Anna steps back, terrified.
“No, no,” he croaks, shaking his head and waving his hand at her. “I won’t hurt you,” he says in a thick accent. “But tell me. What do you think of all this?” He sweeps his arm as if to include the whole of the gallery’s art in his arc.
“Well it depends,” she murmurs, trying to think. He doesn’t seem a homeless person. His clothes are clean, not ragged. There may be a touch of mental disorganization, though nothing obviously dangerous. A European eccentric? Should she humor him until Sharpe returns? “Some visitors like the landscapes, and others like the difficult work. Whereas if you were to ask me…”
“Stop your wishy-washy.” He stares at her. “Do you know the Beethoven string quartets?”
Anna blinks. If he were dangerous, would he be talking about string quartets? “I…I know some of his piano music, the sonatas for instance, but the quartets…”
“When the B-flat Quartet premiered in Vienna, all seven movements…” He stops and coughs. “The seventh is the famous Grosse Fugue if you do not know, which Beethoven did not attend. Why? He was by that time almost totally deaf.” He stares into her eyes as if searching for a glimmer of understanding. “Some who had heard the performance told him—or maybe handed him a note since he couldn’t hear—that the serene fifth movement was adored and had to be repeated as an encore, such was the enthusiasm.” The old man’s eyes are wide and he is breathing heavily, nostrils flared, as if even now he hears the soaring strings.
Anna is moved by his intensity. “That must have been gratifying for Beethoven.”
“Gratifying!” The old man coughs again, almost shaking. “Beethoven was furious. He shouted, ‘Of course…the Cavatina, that delicacy. Why not the Fugue? Cattle! Asses.'”
Anna tries to make out the old fellow’s meaning. “Well, Beethoven was famous for being a little cranky, wasn’t he?”
“Bah! The Fugue, with its supreme counterpoint, its dark struggle—that was the masterpiece. The fourth and fifth movements were little Viennese pastries—sweet gems as far as they went, especially the Cavatina. So,” he asks gruffly, waving at the painting nearest them, a desertscape brightly colored with cactus flowers, “What do you see here on these walls?”
Anna does not know what to say. There is something almost violent about the man’s intensity. She feels like a small child in a schoolroom, afraid of giving a wrong answer. “I guess I see a well-executed desert landscape, probably New Mexican…”
“Exactly! A delicacy! A cream-puff!” He points now to the rear of the room, where Man With Glasses hangs, centered, in the open alcove. “And what of that acrylic wash?” His eyes seem to bulge as he stares at it. “Come!” They approach and stop a few feet from the painting. To Anna the old man seems almost to recreate the terror of the subject sitting at his desk, the startled eyes furtive behind the darkened lenses.
“This one fascinates me,” Anna answers truthfully. “The pain in the man’s expression…I wonder if the artist himself might have suffered…”
“Yes, the artist,” the old man’s voice breaks in, suddenly soft, almost tender. “This is his thorny…difficult…Grosse Fugue work.”
Anna is struck by a thought. “Do you happen to know the artist? A David Kunstler?”

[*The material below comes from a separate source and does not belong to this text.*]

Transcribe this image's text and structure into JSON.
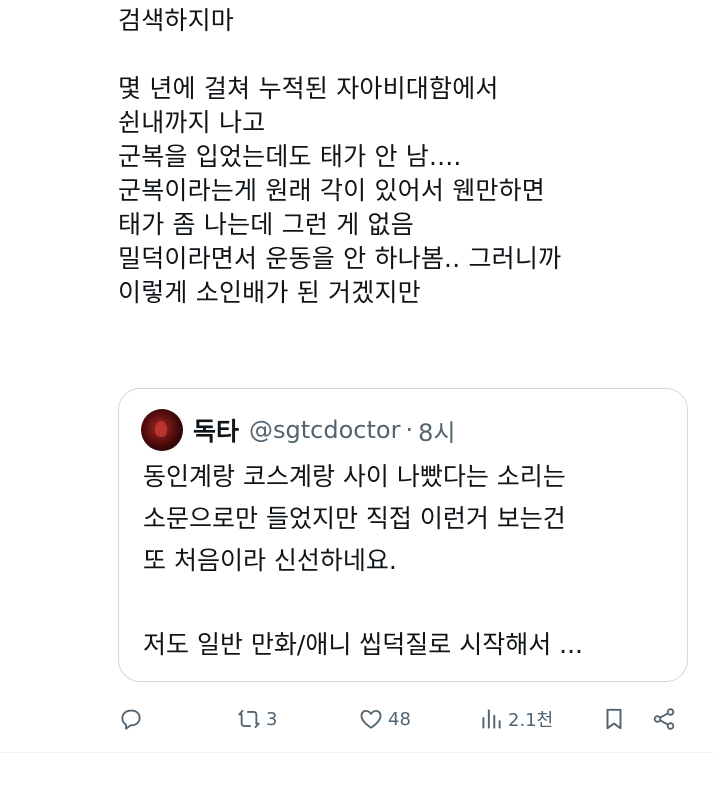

He gives her a sidelong glance. “I know of him,” he mutters in his thick accent. Once again he is staring at her, as if trying to place her. “And who are you? You remind me of someone. Someone from long ago.”

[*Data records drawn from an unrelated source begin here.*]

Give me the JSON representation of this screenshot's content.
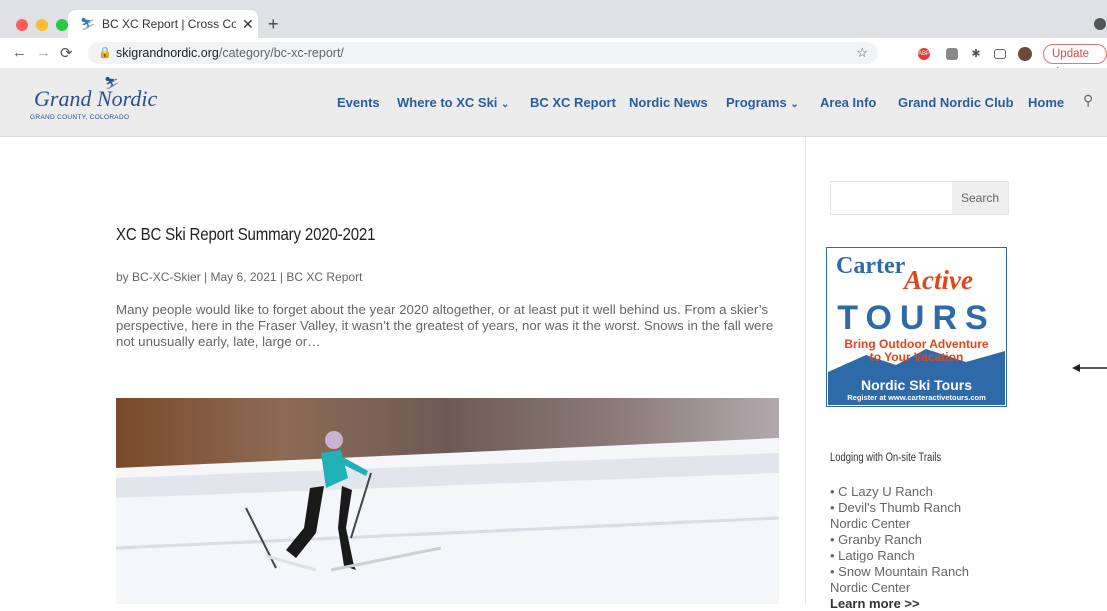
{
  "browser": {
    "tab_title": "BC XC Report | Cross Country",
    "tab_close": "✕",
    "new_tab": "+",
    "url_domain": "skigrandnordic.org",
    "url_path": "/category/bc-xc-report/",
    "update_label": "Update",
    "colors": {
      "red": "#ff5f57",
      "yellow": "#febc2e",
      "green": "#28c840"
    }
  },
  "site": {
    "logo_main": "Grand Nordic",
    "logo_sub": "GRAND COUNTY, COLORADO",
    "nav": [
      {
        "label": "Events"
      },
      {
        "label": "Where to XC Ski",
        "dropdown": true
      },
      {
        "label": "BC XC Report"
      },
      {
        "label": "Nordic News"
      },
      {
        "label": "Programs",
        "dropdown": true
      },
      {
        "label": "Area Info"
      },
      {
        "label": "Grand Nordic Club"
      },
      {
        "label": "Home"
      }
    ],
    "accent_color": "#2a5d9e"
  },
  "post": {
    "title": "XC BC Ski Report Summary 2020-2021",
    "author": "BC-XC-Skier",
    "date": "May 6, 2021",
    "category": "BC XC Report",
    "separator": "|",
    "by": "by",
    "excerpt": "Many people would like to forget about the year 2020 altogether, or at least put it well behind us. From a skier’s perspective, here in the Fraser Valley, it wasn’t the greatest of years, nor was it the worst. Snows in the fall were not unusually early, late, large or…"
  },
  "sidebar": {
    "search_button": "Search",
    "search_placeholder": "",
    "ad": {
      "brand1": "Carter",
      "brand2": "Active",
      "tours": "TOURS",
      "tagline1": "Bring Outdoor Adventure",
      "tagline2": "to Your Vacation",
      "product": "Nordic Ski Tours",
      "register": "Register at www.carteractivetours.com"
    },
    "lodging_heading": "Lodging with On-site Trails",
    "lodging": [
      "• C Lazy U Ranch",
      "• Devil's Thumb Ranch Nordic Center",
      "• Granby Ranch",
      "• Latigo Ranch",
      "• Snow Mountain Ranch Nordic Center"
    ],
    "learn_more": "Learn more >>"
  }
}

“My name is Anna,” she says. “I’ve just begun working here.”
“Anna,” he murmurs, as if tasting the name. “Thank-you, Anna,” he says, nodding politely to her suddenly with the demeanor of a gentleman. “You have been very helpful.”
“Have I?” she says, doubtfully. “I hope so.” She suddenly does not want him to leave. Why? “If you would like to know more about Mr. Kunstler,” she says, stepping towards the desk, “here are some biography sheets with small reproductions of his work…”

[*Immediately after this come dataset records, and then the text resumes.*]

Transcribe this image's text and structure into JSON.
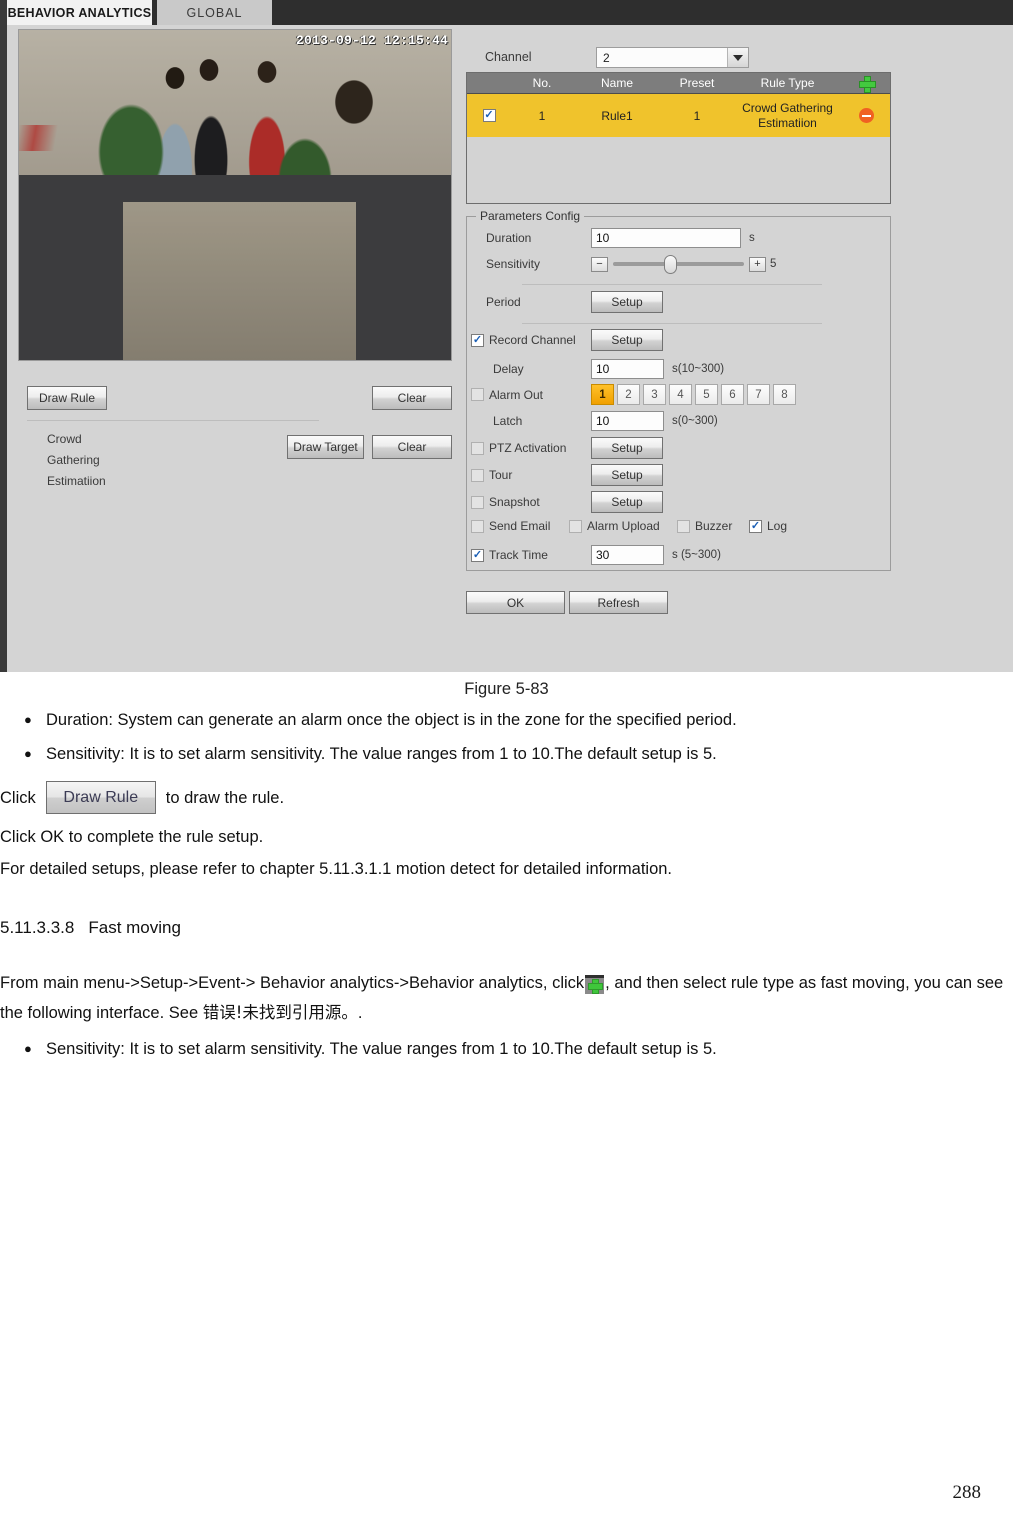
{
  "screenshot": {
    "tabs": [
      {
        "label": "BEHAVIOR ANALYTICS",
        "active": true
      },
      {
        "label": "GLOBAL",
        "active": false
      }
    ],
    "video": {
      "timestamp": "2013-09-12 12:15:44"
    },
    "left_controls": {
      "draw_rule_label": "Draw Rule",
      "clear_rule_label": "Clear",
      "rule_name_lines": [
        "Crowd",
        "Gathering",
        "Estimatiion"
      ],
      "draw_target_label": "Draw Target",
      "clear_target_label": "Clear"
    },
    "channel": {
      "label": "Channel",
      "value": "2"
    },
    "rule_table": {
      "headers": [
        "No.",
        "Name",
        "Preset",
        "Rule Type"
      ],
      "add_icon": "plus-icon",
      "rows": [
        {
          "checked": true,
          "no": "1",
          "name": "Rule1",
          "preset": "1",
          "rule_type": "Crowd Gathering Estimatiion",
          "remove_icon": "minus-icon"
        }
      ]
    },
    "parameters_config": {
      "legend": "Parameters Config",
      "duration": {
        "label": "Duration",
        "value": "10",
        "unit": "s"
      },
      "sensitivity": {
        "label": "Sensitivity",
        "value": "5",
        "min": "1",
        "max": "10",
        "minus": "−",
        "plus": "+"
      },
      "period": {
        "label": "Period",
        "button": "Setup"
      },
      "record_channel": {
        "label": "Record Channel",
        "checked": true,
        "button": "Setup"
      },
      "delay": {
        "label": "Delay",
        "value": "10",
        "unit": "s(10~300)"
      },
      "alarm_out": {
        "label": "Alarm Out",
        "checked": false,
        "buttons": [
          "1",
          "2",
          "3",
          "4",
          "5",
          "6",
          "7",
          "8"
        ],
        "selected": "1"
      },
      "latch": {
        "label": "Latch",
        "value": "10",
        "unit": "s(0~300)"
      },
      "ptz_activation": {
        "label": "PTZ Activation",
        "checked": false,
        "button": "Setup"
      },
      "tour": {
        "label": "Tour",
        "checked": false,
        "button": "Setup"
      },
      "snapshot": {
        "label": "Snapshot",
        "checked": false,
        "button": "Setup"
      },
      "notify": [
        {
          "label": "Send Email",
          "checked": false
        },
        {
          "label": "Alarm Upload",
          "checked": false
        },
        {
          "label": "Buzzer",
          "checked": false
        },
        {
          "label": "Log",
          "checked": true
        }
      ],
      "track_time": {
        "label": "Track Time",
        "checked": true,
        "value": "30",
        "unit": "s (5~300)"
      }
    },
    "footer_buttons": {
      "ok": "OK",
      "refresh": "Refresh"
    },
    "colors": {
      "selected_row": "#f0c32c",
      "table_header": "#7d7d7d",
      "alarm_out_selected": "#ffc12a",
      "add_icon": "#43c93f",
      "remove_icon": "#f06122"
    }
  },
  "document": {
    "figure_caption": "Figure 5-83",
    "bullet_duration": "Duration: System can generate an alarm once the object is in the zone for the specified period.",
    "bullet_sensitivity": "Sensitivity: It is to set alarm sensitivity. The value ranges from 1 to 10.The default setup is 5.",
    "click_prefix": "Click",
    "inline_button_label": "Draw Rule",
    "click_suffix": "to draw the rule.",
    "click_ok_line": "Click OK to complete the rule setup.",
    "detailed_setups_line": "For detailed setups, please refer to chapter 5.11.3.1.1 motion detect for detailed information.",
    "heading_number": "5.11.3.3.8",
    "heading_title": "Fast moving",
    "para_fast_moving_part1": "From main menu->Setup->Event-> Behavior analytics->Behavior analytics, click",
    "para_fast_moving_part2": ", and then select rule type as fast moving, you can see the following interface. See",
    "para_fast_moving_ref": "错误!未找到引用源。",
    "para_fast_moving_part3": ".",
    "bullet_sensitivity2": "Sensitivity: It is to set alarm sensitivity. The value ranges from 1 to 10.The default setup is 5.",
    "bullet_char": "●",
    "page_number": "288"
  }
}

But the old man is already past her. Then he is out the door. Gone.
Anna is still holding the Kunstler bio sheet. The way he stared at her, as if he knew her. That accent…obsessed with Beethoven, with Viennese pastries. Her breath catches. She does have her mother’s eyes, and her mother’s facial features. Could it be? But why would Sharpe say he didn’t know him? Why would he disown one of his own artists?"